Kuzmich joined the protests. Three days after the elections, the artist carried out the second part of his performance: he stood, once again, with his arms wide, and the phallus sketch on his bare chest, facing a chain of policemen and armoured police cars. The crowd of protesters were behind him. This time, he was arrested and taken to a cell, together with other demonstrators.
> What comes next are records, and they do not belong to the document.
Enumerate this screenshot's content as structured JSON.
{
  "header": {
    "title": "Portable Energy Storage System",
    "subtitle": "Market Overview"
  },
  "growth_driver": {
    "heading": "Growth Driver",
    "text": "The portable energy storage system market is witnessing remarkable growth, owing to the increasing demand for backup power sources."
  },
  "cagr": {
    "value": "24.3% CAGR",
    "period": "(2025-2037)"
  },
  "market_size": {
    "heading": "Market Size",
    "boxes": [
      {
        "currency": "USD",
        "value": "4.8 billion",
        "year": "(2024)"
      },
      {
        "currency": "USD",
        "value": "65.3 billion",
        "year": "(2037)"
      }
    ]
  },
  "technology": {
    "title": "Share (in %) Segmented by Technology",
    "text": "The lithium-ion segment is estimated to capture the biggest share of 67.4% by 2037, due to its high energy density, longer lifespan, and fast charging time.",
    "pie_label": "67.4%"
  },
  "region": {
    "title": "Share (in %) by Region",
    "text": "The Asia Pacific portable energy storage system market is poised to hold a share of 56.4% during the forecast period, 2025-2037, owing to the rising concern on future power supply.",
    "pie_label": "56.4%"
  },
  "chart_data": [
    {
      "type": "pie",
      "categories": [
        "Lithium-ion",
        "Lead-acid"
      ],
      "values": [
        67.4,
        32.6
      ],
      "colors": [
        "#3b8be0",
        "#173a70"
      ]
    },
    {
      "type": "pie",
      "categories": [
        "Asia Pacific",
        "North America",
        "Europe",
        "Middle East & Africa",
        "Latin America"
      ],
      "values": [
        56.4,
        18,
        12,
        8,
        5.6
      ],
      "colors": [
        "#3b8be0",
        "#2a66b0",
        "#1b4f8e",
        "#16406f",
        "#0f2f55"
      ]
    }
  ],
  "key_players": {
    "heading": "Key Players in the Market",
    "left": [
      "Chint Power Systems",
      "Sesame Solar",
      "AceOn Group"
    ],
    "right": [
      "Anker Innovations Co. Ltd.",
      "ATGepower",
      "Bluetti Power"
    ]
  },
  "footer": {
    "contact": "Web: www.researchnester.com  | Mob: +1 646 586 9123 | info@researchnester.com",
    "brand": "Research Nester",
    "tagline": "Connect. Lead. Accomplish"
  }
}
“I thought that the holding cell would be my last stop. I thought I would not get out of there alive,” Kuzmich remembers. “We were 100 people in a room of nine square metres. They treated us like animals. They did not feed us. They gave us water and we went to the toilet twice a day. They tried to break us both physically and mentally. We were beaten by groups of five policemen. Then they also made corridors of 15 policemen, and the detainees had to run through this corridor, and they would beat us with their batons. They made the detainees say that they would never go to protests again, that they loved OMON [Belarus’ special forces], that they loved the President, that they were Western spies. Young people who disagreed with the regime were written down as foreign agents.” Kuzmich himself was beaten three times, but was not interrogated.
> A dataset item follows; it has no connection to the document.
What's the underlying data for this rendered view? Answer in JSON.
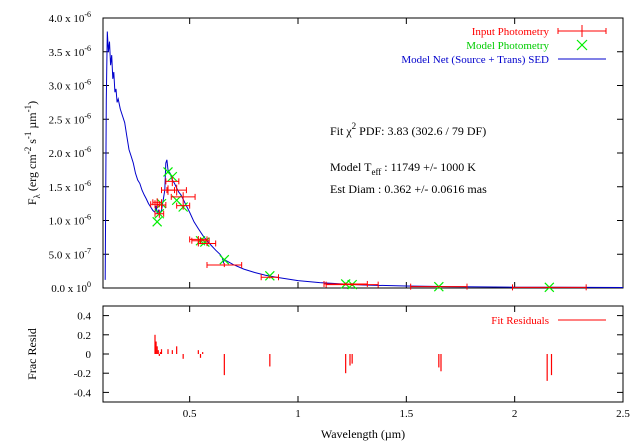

After three days of detention, an ambulance arrived and took four people from the cell, including Kuzmich. “The doctors saved my life,” he says. Once he received first aid at the hospital, he left to live with friends. “It is still dangerous for me to go home,” he adds. Kuzmich still goes to the hospital for further medical care for his injuries on his back and legs. “But I was among the lucky ones,” he admits.
Despite his experience, Kuzmich says he will continue to make art. Indeed, earlier today, as he passed by the Temporary Detention Centre in Minsk to get his stuff, Kuzmich seized the moment to take another snapshot of himself, standing with his arms wide, facing the queue of protesters and their families at the entrance. On his legs, the massive bruises caused by the brutality he had been subjected to in that same place, stood out.